Wednesday, April 25, 2007

boltzmann in action selection

I've been replicating across some of the functionality of my TD(lambda) bridge player project into Java to test in Tyrrell's world. Last night, I fixed a kind of obvious bug that had slipped me for a week or so and made it work hopefully properly, at least for the TD(0) case.
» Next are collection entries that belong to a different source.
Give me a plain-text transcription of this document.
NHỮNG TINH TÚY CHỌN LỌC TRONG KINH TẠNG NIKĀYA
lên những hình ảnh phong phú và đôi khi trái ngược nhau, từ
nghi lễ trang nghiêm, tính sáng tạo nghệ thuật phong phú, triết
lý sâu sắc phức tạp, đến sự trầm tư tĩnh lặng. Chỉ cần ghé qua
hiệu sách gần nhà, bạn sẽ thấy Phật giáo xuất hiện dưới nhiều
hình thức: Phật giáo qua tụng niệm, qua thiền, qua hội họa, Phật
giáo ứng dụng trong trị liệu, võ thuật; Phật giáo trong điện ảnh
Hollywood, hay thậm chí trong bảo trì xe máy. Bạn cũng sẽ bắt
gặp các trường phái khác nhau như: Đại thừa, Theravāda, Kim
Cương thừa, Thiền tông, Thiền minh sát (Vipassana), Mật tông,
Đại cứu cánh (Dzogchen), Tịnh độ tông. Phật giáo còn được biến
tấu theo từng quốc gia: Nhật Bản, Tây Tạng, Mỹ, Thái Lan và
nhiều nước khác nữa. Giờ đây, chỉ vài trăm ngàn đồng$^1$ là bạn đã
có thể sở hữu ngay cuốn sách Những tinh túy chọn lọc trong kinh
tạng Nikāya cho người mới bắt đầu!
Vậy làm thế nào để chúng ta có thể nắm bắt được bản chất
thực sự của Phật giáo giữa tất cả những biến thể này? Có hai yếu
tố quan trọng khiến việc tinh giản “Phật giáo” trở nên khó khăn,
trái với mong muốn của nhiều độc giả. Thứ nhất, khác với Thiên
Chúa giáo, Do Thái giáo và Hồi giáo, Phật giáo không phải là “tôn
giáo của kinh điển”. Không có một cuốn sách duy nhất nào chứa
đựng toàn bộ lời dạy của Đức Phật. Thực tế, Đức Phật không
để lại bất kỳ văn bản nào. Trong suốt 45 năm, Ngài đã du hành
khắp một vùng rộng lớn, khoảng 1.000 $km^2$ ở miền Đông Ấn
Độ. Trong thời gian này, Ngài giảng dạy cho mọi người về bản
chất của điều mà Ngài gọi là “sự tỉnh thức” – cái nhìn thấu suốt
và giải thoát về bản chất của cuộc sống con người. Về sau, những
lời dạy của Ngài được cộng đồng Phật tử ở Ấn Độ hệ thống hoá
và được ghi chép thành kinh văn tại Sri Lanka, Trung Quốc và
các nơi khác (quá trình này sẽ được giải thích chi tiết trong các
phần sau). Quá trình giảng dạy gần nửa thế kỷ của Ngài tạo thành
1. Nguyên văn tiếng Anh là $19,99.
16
The performance in Tyrrell's world wasn't all that great though, so I started decreasing the softmax temperature parameter to make it a bit more greedy... here's an interesting result:

with temperature ~=0.8:
Steps: 255 Sexed: 0
Steps: 11 Sexed: 0
Steps: 263 Sexed: 0
Steps: 274 Sexed: 0
Steps: 211 Sexed: 0
Steps: 257 Sexed: 0
Steps: 253 Sexed: 0
Steps: 251 Sexed: 0
Steps: 254 Sexed: 0
Steps: 307 Sexed: 0
Steps: 428 Sexed: 0

with temperature=0.14:
Steps: 391 Sexed: 0
Steps: 392 Sexed: 0
Steps: 393 Sexed: 0
Steps: 393 Sexed: 0
Steps: 392 Sexed: 0
Steps: 391 Sexed: 0
Steps: 394 Sexed: 0
Steps: 391 Sexed: 0
Steps: 394 Sexed: 0
Steps: 391 Sexed: 0
Steps: 392 Sexed: 0
Steps: 393 Sexed: 0

I'd have thought survivability was random if you did practically nothing, but I guess not? Anyway, that's obviously a bit too low.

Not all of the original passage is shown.